This is one of the big trends that are changing, because pension funds and other wealth-management businesses are realizing the power of data and relying on predictive analytics and AI. Moreover, the wealth management and pension industry in Australia is characterized by outsourced administration; often, the pension fund itself does not have a direct relationship with the consumer but has a third party carrying out the administration and holding all the data. And getting data out of the third party is always a very difficult part of the equation.

Things like APIs, which we’re seeing being offered by tech startups, is developing this area. Some of third-party administrators and software providers are developing APIs, but it’s in the very early stages at the moment, whilst the wealth-management companies and pension funds are now developing data analytics and BI teams and bringing on board data scientists.

Stephen mainly focuses on the pension and wealth-management industry in Australia. Prior to going solo, Stephen worked in financial services for about 30 years, where he spent 10 years as an actuary at a life insurance company and the rest in consulting. He started off in a boutique consulting firm and more recently was a partner at Deloitte in Australia, providing consulting services to the big pension funds across the country.

Recently he spent 12 months in a FinTech helping with regulatory matters and infrastructure for emerging pension and wealth-management companies. As part of that, a number of innovative pension funds were launched that focus on amongst other things, millennials.

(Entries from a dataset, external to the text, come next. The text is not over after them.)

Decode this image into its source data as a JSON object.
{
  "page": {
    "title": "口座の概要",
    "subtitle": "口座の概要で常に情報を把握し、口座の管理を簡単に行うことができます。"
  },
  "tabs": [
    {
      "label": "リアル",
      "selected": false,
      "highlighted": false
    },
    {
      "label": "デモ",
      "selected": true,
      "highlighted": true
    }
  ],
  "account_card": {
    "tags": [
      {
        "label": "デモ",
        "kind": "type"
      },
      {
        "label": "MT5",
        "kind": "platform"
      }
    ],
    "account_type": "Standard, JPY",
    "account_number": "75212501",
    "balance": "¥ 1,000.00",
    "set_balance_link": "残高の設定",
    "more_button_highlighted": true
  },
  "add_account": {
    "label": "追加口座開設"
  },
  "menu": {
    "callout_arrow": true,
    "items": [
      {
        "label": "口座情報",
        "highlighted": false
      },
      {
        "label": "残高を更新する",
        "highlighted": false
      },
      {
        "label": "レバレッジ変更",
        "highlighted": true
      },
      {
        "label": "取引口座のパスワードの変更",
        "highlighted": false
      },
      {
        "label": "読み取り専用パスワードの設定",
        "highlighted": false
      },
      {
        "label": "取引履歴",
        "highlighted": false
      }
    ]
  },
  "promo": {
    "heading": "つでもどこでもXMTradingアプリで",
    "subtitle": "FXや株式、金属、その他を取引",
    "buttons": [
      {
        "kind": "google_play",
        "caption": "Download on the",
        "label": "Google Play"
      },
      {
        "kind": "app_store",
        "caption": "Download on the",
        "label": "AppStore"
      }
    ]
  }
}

Nowadays, Stephen utilizes his years of domain expertise to help firms look into the future and understand the different influences and current trends both in the industry and beyond it.

Industry shift

The trend in wealth management in Australia is dominated by the pension industry, since the country has a compulsory contribution system. Every Australian worker is automatically enrolled in a pension fund, usually by their employer. This means many Australians struggle to even the pension fund that they are a member of. Many are members of more than one!

Pension funds and wealth-management companies are trying to work out how to better engage with and connect to their client base. For the last four or five years, an incredible amount of money has been spent on their websites and member portals to enable members to get much more access to information about their pension fund, what their choices are, and how they can improve their outcomes in retirement. This can include digital robo-advice-type tools being adopted by pension funds or general education materials to help members become informed about their pension fund and what actions they can take.

“We’re seeing a lot of emerging pension funds that see the communication gap between the end users and service provider, so they try to tap into that space and start focusing on niches such as investing in technology or fossil-fuel-free investing; they create gender-specific offerings with a focus on women or a particular group; for example, millennials.”

Historically, the barriers to entry in the pension and wealth-management industry have been very high. However, technology, and especially its digital component, is greatly lowering these barriers. Thus, more and more startup businesses are emerging, and are connecting with their target segments much more easily.

Difference between robo-advice and digital advice

Stephen believes that robo-advice is not a great term to use.

“It brings to mind things like Robocop. I prefer more algo-advice, because it’s actually algorithms giving the advice, not robots.”